Alison’s top twelve reads of 2012

It took me a good long time to whittle this list of my favourite reads of the year down to 12. I’d read 127 books by the end of November, so selecting the best 12 wasn’t easy by any means.

After much soul-searching and head-scratching, I came up with the following list.

1. Jojo Moyes – Me before you

My sister made me read this and I’m so glad she did, as I think it was my most memorable book of the year! Very sad, very funny, you’ll need a box of tissues to accompany you as you read, and then you’ll recommend it to all your friends!

2. David Nicholls – One day

Finally read this (was waiting a while as someone had already given away the ending to me!) and was pleasantly surprised. It has made me want to read some of his earlier books.

3. George R R Martin – Game of thrones: Song of ice and fire

A friend recommended this as she read it on a long train ride to Liverpool and the thought of beginning a long series really didn’t appeal, plus I don’t read much fantasy. But this was so well written, with such rich characters and I can imagine Sean Bean as Ned Stark. I’ve just requested book 2!

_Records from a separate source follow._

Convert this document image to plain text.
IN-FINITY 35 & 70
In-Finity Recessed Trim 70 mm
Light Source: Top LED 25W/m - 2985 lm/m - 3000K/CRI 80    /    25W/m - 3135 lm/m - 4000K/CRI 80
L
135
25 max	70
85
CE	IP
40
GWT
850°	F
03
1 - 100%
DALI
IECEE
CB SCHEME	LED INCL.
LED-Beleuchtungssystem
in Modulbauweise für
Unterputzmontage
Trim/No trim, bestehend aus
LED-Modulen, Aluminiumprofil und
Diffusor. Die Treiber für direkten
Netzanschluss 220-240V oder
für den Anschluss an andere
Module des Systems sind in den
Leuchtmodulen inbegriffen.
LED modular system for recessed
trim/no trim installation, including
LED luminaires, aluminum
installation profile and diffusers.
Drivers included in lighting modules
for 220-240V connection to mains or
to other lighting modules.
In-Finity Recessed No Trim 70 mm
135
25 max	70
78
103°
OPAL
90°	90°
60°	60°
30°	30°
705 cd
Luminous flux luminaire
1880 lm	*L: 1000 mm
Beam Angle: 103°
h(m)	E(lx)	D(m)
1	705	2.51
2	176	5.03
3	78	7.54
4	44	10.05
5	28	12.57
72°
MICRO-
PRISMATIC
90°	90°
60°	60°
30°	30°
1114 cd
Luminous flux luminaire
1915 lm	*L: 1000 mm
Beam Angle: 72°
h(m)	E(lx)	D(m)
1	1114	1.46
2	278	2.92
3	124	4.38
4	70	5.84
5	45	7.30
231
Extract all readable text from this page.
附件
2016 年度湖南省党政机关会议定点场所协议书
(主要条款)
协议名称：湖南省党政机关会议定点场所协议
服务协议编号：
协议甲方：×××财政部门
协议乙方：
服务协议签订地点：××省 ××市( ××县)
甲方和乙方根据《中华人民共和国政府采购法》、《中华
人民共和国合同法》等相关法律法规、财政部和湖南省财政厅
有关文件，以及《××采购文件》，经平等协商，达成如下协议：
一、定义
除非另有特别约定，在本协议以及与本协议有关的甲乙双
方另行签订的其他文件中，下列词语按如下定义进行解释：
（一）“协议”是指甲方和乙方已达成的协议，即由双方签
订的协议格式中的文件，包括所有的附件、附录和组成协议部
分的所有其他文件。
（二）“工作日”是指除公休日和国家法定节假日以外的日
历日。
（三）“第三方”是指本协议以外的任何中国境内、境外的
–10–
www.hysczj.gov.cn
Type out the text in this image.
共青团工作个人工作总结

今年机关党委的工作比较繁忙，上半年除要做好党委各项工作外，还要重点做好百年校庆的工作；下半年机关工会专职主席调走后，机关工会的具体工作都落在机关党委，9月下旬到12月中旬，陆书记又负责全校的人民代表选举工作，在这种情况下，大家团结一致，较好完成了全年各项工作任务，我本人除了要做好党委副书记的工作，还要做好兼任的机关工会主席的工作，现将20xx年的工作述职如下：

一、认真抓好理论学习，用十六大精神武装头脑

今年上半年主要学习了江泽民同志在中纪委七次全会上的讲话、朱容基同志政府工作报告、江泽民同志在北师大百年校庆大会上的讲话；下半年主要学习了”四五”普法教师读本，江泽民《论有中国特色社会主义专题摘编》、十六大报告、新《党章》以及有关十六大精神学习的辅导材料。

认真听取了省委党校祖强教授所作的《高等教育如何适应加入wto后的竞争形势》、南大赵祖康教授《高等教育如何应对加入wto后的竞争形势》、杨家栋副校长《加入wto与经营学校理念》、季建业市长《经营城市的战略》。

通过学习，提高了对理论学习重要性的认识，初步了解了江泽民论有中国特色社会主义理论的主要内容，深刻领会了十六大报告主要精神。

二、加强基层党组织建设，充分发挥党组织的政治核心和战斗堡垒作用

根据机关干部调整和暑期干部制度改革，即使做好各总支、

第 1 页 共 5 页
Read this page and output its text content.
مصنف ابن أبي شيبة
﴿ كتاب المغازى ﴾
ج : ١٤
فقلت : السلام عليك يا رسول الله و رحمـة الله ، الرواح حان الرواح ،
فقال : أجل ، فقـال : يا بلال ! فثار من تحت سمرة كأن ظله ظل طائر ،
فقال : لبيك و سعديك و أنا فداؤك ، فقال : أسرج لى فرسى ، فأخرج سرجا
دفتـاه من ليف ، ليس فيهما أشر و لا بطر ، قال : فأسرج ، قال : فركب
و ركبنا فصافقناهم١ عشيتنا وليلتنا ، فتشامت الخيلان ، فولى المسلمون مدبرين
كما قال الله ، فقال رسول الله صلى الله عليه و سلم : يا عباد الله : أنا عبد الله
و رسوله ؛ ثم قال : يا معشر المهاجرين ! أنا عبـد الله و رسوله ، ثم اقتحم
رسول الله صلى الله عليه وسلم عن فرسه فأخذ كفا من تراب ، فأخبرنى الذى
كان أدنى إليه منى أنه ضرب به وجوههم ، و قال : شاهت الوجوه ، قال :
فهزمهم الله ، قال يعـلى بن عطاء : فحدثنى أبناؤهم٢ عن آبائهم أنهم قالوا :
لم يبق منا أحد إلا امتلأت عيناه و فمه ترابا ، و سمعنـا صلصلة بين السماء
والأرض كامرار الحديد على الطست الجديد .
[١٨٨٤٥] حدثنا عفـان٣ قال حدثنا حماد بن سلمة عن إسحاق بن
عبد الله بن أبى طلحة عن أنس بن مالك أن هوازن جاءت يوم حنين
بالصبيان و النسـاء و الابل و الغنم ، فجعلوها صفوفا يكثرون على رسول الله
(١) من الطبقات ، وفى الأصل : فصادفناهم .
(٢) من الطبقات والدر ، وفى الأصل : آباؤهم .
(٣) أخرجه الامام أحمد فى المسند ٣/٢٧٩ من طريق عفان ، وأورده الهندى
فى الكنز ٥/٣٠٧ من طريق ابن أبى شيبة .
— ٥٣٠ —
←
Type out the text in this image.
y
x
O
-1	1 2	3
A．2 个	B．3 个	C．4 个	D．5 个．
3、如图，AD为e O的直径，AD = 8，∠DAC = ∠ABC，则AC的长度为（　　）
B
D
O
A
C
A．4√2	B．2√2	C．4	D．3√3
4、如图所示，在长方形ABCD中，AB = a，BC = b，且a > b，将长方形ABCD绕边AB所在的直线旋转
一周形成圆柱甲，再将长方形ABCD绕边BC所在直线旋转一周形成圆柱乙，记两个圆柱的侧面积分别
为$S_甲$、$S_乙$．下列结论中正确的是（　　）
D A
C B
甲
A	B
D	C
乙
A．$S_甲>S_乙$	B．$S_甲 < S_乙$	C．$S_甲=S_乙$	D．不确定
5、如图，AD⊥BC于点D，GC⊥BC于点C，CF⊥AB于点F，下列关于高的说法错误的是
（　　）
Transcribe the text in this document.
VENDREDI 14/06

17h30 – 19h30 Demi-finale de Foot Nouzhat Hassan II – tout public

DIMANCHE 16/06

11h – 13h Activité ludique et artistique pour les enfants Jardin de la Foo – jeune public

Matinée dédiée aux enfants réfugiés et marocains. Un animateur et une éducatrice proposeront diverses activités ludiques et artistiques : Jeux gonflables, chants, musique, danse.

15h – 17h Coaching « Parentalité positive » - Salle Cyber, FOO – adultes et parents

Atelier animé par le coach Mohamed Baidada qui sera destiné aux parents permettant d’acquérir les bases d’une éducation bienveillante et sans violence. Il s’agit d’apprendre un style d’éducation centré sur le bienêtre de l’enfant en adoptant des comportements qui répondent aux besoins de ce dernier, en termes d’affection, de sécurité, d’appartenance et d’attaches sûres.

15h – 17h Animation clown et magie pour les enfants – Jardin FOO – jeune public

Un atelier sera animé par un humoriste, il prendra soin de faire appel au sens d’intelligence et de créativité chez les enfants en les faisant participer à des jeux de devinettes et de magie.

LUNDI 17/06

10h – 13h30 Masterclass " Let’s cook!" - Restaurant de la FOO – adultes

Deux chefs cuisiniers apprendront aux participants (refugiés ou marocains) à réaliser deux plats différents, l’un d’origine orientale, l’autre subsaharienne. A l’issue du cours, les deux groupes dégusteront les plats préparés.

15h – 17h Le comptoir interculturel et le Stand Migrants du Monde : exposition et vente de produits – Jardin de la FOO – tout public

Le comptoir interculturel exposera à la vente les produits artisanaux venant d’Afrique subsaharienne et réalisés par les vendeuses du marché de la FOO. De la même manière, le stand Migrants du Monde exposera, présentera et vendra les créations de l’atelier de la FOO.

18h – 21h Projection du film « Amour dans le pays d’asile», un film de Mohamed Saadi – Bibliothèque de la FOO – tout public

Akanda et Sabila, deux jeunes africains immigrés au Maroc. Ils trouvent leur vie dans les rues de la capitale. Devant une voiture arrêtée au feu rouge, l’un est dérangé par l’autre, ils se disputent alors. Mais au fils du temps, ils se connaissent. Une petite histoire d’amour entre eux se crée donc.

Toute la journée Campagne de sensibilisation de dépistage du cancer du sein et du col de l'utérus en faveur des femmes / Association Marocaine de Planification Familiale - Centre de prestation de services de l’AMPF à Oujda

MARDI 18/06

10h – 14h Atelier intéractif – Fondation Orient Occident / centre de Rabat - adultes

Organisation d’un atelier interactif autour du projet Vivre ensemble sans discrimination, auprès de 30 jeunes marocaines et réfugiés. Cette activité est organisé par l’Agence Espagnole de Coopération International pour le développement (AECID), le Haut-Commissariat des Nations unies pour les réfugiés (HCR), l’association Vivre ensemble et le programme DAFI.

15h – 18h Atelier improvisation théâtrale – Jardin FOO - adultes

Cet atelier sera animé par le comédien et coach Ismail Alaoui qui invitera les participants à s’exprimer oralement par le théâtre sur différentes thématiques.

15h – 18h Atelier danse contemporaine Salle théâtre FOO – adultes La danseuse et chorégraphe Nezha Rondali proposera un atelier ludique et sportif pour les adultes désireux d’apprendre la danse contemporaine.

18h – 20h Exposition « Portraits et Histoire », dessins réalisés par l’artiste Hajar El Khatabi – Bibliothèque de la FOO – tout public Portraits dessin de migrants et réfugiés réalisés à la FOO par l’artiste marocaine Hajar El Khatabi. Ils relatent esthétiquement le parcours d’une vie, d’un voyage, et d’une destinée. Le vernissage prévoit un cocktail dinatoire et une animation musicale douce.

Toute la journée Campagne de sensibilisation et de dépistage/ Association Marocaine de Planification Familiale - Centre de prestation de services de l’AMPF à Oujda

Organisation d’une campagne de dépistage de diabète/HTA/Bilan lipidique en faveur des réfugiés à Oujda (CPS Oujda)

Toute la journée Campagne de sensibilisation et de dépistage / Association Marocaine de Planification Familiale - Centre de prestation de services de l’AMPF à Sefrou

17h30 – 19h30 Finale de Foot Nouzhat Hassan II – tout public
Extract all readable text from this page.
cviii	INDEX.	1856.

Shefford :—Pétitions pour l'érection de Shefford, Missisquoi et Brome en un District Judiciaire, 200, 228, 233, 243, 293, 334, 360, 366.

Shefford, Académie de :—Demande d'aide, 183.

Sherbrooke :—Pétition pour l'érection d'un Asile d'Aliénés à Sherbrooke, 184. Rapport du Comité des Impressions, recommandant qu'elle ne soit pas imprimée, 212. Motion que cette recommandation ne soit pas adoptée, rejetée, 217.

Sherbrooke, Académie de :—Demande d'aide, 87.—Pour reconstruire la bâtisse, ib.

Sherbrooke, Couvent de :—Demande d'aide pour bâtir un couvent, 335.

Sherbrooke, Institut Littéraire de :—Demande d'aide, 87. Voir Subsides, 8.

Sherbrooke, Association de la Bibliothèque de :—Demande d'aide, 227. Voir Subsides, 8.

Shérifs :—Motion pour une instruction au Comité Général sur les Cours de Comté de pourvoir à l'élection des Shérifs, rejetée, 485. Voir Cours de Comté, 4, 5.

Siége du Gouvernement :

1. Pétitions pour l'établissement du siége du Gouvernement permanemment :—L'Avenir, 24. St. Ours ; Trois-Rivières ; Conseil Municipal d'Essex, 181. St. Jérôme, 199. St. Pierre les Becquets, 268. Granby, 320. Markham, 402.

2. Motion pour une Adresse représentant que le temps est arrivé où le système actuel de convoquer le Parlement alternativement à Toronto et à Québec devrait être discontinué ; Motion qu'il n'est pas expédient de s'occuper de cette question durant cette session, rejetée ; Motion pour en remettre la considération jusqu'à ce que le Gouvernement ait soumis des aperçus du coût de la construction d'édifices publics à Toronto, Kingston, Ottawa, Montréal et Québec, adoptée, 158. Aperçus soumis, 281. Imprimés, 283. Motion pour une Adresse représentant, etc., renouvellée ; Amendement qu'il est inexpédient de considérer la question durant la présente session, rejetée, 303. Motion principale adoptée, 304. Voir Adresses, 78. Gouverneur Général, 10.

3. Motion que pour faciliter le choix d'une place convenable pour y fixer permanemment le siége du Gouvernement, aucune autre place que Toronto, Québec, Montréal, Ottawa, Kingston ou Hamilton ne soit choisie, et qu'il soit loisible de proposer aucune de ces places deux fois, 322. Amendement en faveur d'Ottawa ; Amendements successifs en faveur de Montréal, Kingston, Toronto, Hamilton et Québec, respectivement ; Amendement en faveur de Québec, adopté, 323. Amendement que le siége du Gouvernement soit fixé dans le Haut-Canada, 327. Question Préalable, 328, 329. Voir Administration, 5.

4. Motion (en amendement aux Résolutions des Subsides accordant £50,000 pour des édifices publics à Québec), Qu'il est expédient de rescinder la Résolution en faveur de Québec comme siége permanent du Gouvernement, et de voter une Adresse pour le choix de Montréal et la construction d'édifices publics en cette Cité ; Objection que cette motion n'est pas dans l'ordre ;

4. Hans Koppel – She’s never coming back

Now this is grizzly and not for the fainthearted  It’s written in English by a Swedish writer and tells the tale of a missing woman. You know what’s happened to her from the outset, but you don’t know why until the end. Brilliant!

5. Jodi Picoult – Lone wolf

I have to ration by Picoult books as they tend to leave me an emotional wreck for weeks! This does too, but the story is just so good, that it’s worth the angst. Wolf loving father end up in coma and estranged family get to decide what to do. Lots of fascinating detail about wolf packs and how they work, as well as the family drama.

6. Ian Hamilton – Deadly touch of the tigress

Now this is brilliantly different and everyone I’ve recommended it to has agreed. She is one kick-ass (quite literally)  forensic accountant. There’s also a sequel The disciple of Las Vegas which is just as good.

7. Imogen Edwards -Jones – Hospital Babylon

What can I say about this one…?  As with all the Babylon series, this author tells the behind the scenes story of people who work in various industries. Here we discover the tales from accident and emergency and they are fascinating/horrifying!

8. Ken Follett – Winter of the world

This is the sequel to the fabulous Fall of Giants which you should try first.  Follett continues the stories of families in American, Germany, and Wales and you will be hooked as the story takes us through WWII and into the 1950s. A must read.

9. Cath Staincliffe – Split second

This was a real surprise and such a brilliant little story. There’s an incident on a bus, which leads to one young man being killed, and leaves another in a coma. So begins the story of the families involved. A truly memorable little read. It’s also available in e-book form

10. Hilary Mantel – Wolf Hall

It has definitely been a year of epic books for me. I’d put this one off for a long time but it was such a good read. You get to see Henry VIII’s antics through the eyes of Thomas Cromwell. The sequel Bring up the bodies won the Man Booker Prize 2012.

11. Tony Black – Gutted

I discovered this writer by accident. I’ve been a fan of Irish noir crime writer, Ken Bruen for a few years and Black’s Gus Dury books are pretty much the same thing, though set in Scotland. Great stuff!

12. Sue Townsend – The woman who stayed in bed for a year

Oh if only you could! This is such a strange idea and I particularly liked the part where Eva dictates a list of things he needs to do to put on the perfect Christmas. It’s going to be our January Village read in Dersingham. 

Alison – Librarian at Dersingham Library


One response

  1. Like your list Alison. Will pass it on to our Book Club.